Five fruitful moments from the 2017 Food Summit

Learning, sharing, and growing at CFCC's 2017 Food Summit

Building a food movement can be hard work! So it's especially rewarding to bring together staff from member Good Food Organizations and Community Food Centres to share, learn, engage, and connect. In April 2017, we were proud to gather more than 150 people from 60 of our partner organizations at CFCC's third annual Food Summit in Toronto for an intense weekend of inspiration. We heard so many amazing stories of change happening in communities from coast to coast, and we’ve been buzzing with energy and motivation ever since. Here are some of the most memorable moments.

If you'd like to attend our 2018 Food Summit, consider becoming a member Good Food Organization. The GFO program will be opening a new round of applications in September 2017 — join the good food movement!

Witnessing the work first-hand

We kicked things off with tours at the Hamilton Community Food Centre, The Stop Community Food Centre, and the South Riverdale Community Health Centre. Each visit included a tour of the space, and opportunities to speak with staff running community kitchens, gardens, and other programming. A participant who visited the Hamilton CFC told us: "[They were] great at describing the organization's evolution and thought process, and everyone was very open and welcoming. I loved the delicious homemade snacks!"

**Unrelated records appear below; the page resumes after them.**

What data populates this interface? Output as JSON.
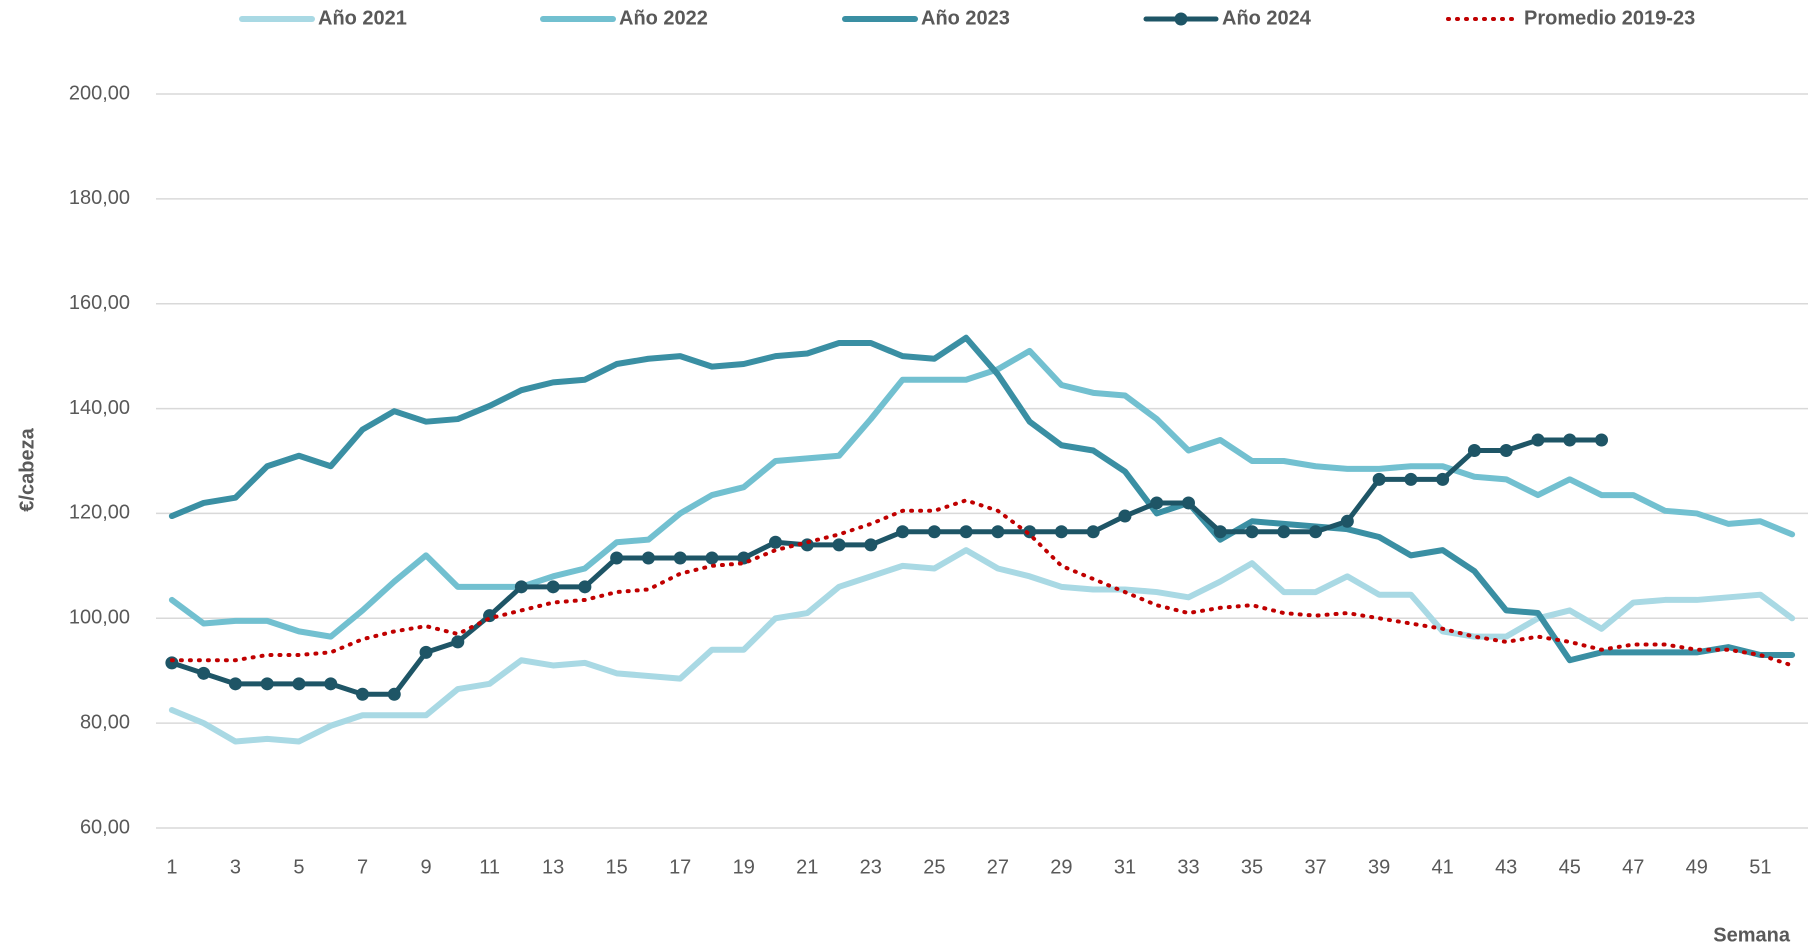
{
  "chart_data": {
    "type": "line",
    "y_label": "€/cabeza",
    "x_label": "Semana",
    "x": [
      1,
      2,
      3,
      4,
      5,
      6,
      7,
      8,
      9,
      10,
      11,
      12,
      13,
      14,
      15,
      16,
      17,
      18,
      19,
      20,
      21,
      22,
      23,
      24,
      25,
      26,
      27,
      28,
      29,
      30,
      31,
      32,
      33,
      34,
      35,
      36,
      37,
      38,
      39,
      40,
      41,
      42,
      43,
      44,
      45,
      46,
      47,
      48,
      49,
      50,
      51,
      52
    ],
    "xlim": [
      0.5,
      52.5
    ],
    "xticks": [
      1,
      3,
      5,
      7,
      9,
      11,
      13,
      15,
      17,
      19,
      21,
      23,
      25,
      27,
      29,
      31,
      33,
      35,
      37,
      39,
      41,
      43,
      45,
      47,
      49,
      51
    ],
    "ylim": [
      60,
      200
    ],
    "yticks": [
      {
        "value": 60,
        "label": "60,00"
      },
      {
        "value": 80,
        "label": "80,00"
      },
      {
        "value": 100,
        "label": "100,00"
      },
      {
        "value": 120,
        "label": "120,00"
      },
      {
        "value": 140,
        "label": "140,00"
      },
      {
        "value": 160,
        "label": "160,00"
      },
      {
        "value": 180,
        "label": "180,00"
      },
      {
        "value": 200,
        "label": "200,00"
      }
    ],
    "grid": true,
    "legend": "top",
    "series": [
      {
        "name": "Año 2021",
        "color": "#a9d9e4",
        "style": "solid",
        "markers": false,
        "values": [
          82.5,
          80,
          76.5,
          77,
          76.5,
          79.5,
          81.5,
          81.5,
          81.5,
          86.5,
          87.5,
          92,
          91,
          91.5,
          89.5,
          89,
          88.5,
          94,
          94,
          100,
          101,
          106,
          108,
          110,
          109.5,
          113,
          109.5,
          108,
          106,
          105.5,
          105.5,
          105,
          104,
          107,
          110.5,
          105,
          105,
          108,
          104.5,
          104.5,
          97.5,
          96.5,
          96.5,
          100,
          101.5,
          98,
          103,
          103.5,
          103.5,
          104,
          104.5,
          100
        ]
      },
      {
        "name": "Año 2022",
        "color": "#72c0d0",
        "style": "solid",
        "markers": false,
        "values": [
          103.5,
          99,
          99.5,
          99.5,
          97.5,
          96.5,
          101.5,
          107,
          112,
          106,
          106,
          106,
          108,
          109.5,
          114.5,
          115,
          120,
          123.5,
          125,
          130,
          130.5,
          131,
          138,
          145.5,
          145.5,
          145.5,
          147.5,
          151,
          144.5,
          143,
          142.5,
          138,
          132,
          134,
          130,
          130,
          129,
          128.5,
          128.5,
          129,
          129,
          127,
          126.5,
          123.5,
          126.5,
          123.5,
          123.5,
          120.5,
          120,
          118,
          118.5,
          116
        ]
      },
      {
        "name": "Año 2023",
        "color": "#3a8fa3",
        "style": "solid",
        "markers": false,
        "values": [
          119.5,
          122,
          123,
          129,
          131,
          129,
          136,
          139.5,
          137.5,
          138,
          140.5,
          143.5,
          145,
          145.5,
          148.5,
          149.5,
          150,
          148,
          148.5,
          150,
          150.5,
          152.5,
          152.5,
          150,
          149.5,
          153.5,
          146.5,
          137.5,
          133,
          132,
          128,
          120,
          122,
          115,
          118.5,
          118,
          117.5,
          117,
          115.5,
          112,
          113,
          109,
          101.5,
          101,
          92,
          93.5,
          93.5,
          93.5,
          93.5,
          94.5,
          93,
          93
        ]
      },
      {
        "name": "Año 2024",
        "color": "#1e5566",
        "style": "solid",
        "markers": true,
        "values": [
          91.5,
          89.5,
          87.5,
          87.5,
          87.5,
          87.5,
          85.5,
          85.5,
          93.5,
          95.5,
          100.5,
          106,
          106,
          106,
          111.5,
          111.5,
          111.5,
          111.5,
          111.5,
          114.5,
          114,
          114,
          114,
          116.5,
          116.5,
          116.5,
          116.5,
          116.5,
          116.5,
          116.5,
          119.5,
          122,
          122,
          116.5,
          116.5,
          116.5,
          116.5,
          118.5,
          126.5,
          126.5,
          126.5,
          132,
          132,
          134,
          134,
          134,
          null,
          null,
          null,
          null,
          null,
          null
        ]
      },
      {
        "name": "Promedio 2019-23",
        "color": "#c00000",
        "style": "dotted",
        "markers": false,
        "values": [
          92,
          92,
          92,
          93,
          93,
          93.5,
          96,
          97.5,
          98.5,
          97,
          100,
          101.5,
          103,
          103.5,
          105,
          105.5,
          108.5,
          110,
          110.5,
          113,
          114.5,
          116,
          118,
          120.5,
          120.5,
          122.5,
          120.5,
          116,
          110,
          107.5,
          105,
          102.5,
          101,
          102,
          102.5,
          101,
          100.5,
          101,
          100,
          99,
          98,
          96.5,
          95.5,
          96.5,
          95.5,
          94,
          95,
          95,
          94,
          94,
          93,
          91
        ]
      }
    ]
  }
}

“We need to shake those trees”

Our Friday night event Fair Food Nation: Envisioning a future where food is a basic right, featured a panel discussion with Debbie Field, outgoing Executive Director of FoodShare, Tabitha Martens, mixed-ancestry Cree researcher and PhD candidate at the University of Manitoba, and Andy Fisher, U.S. community food activist and author of Big Hunger: The Unholy Alliance between Corporate America and Anti-Hunger Groups. They spoke to a crowd of almost 300 about how an investment in food can lead to community and social change. According to Andy Fisher, we should procure food with values, not just food that is a good value. As he puts it, "cheap food comes with a side dish of collateral damage." Debbie Field pointed out that in Canada we have subsidized transit, libraries, healthcare, and housing, but not subsidized food, and cited the dignified solutions that are increasing access to affordable food in places like Barcelona. Nick Saul, who moderated the discussion, said “the question isn’t whether we need to fix the food system. It’s how fast can we do it?” Tabitha Martens shared insights on Indigenous food sovereignty and the importance of maintaining connection between our food and the land it’s grown on. With respect to how we achieve our goals, she stated, “we need to shake those trees.”

Planting seeds of knowledge

Participants chose between 22 workshops over the weekend on topics ranging from how to develop fruit and vegetable subscription programs, to using social discomfort as a tool to engage diverse audiences, to the "Nudge vs. Shove" — a lively debate on the best ways to encourage healthier eating. These sessions illustrate what the Food Summit is all about—providing opportunities for people to meet, learn from each other, and exchange best practices.

Focus on Indigenous communities

The Land and Spirit: Indigenous Responses to Food Insecurity session emphasized that in order to uphold and respect traditional food practices, we need to engage with and learn from Indigenous communities. Presenters Chad Duplessie, Erica Ward, Danielle Boissoneau, and Joce Trembley shared insights from their work developing urban partnerships in Toronto and Hamilton, and projects on reserves in New Brunswick. They discussed efforts to reintroduce Indigenous approaches to food and land, and underlined how important it is to ensure Indigenous people are at the centre of this work. 

We can build a movement together

The time is ripe for change, and there’s a lot of fruitful resistance happening through the inspiring work of our Community Food Centres and Good Food Organizations. We heard a myriad of stories about community progress over the weekend, and as Nick Saul phrased it, hearing them is “like oxygen to us.” The energy of our partner organizations breathes life into the good food movement we’re building, and more voices than ever are coming to the table to help fight for a fair and healthy food system. Together, we’re changing the conversation around food policy with a clear message: that access to healthy food is a basic right.

Thank you to all who attended, presented, and supported for making the weekend so inspirational and memorable. We can’t wait to do it all again next year!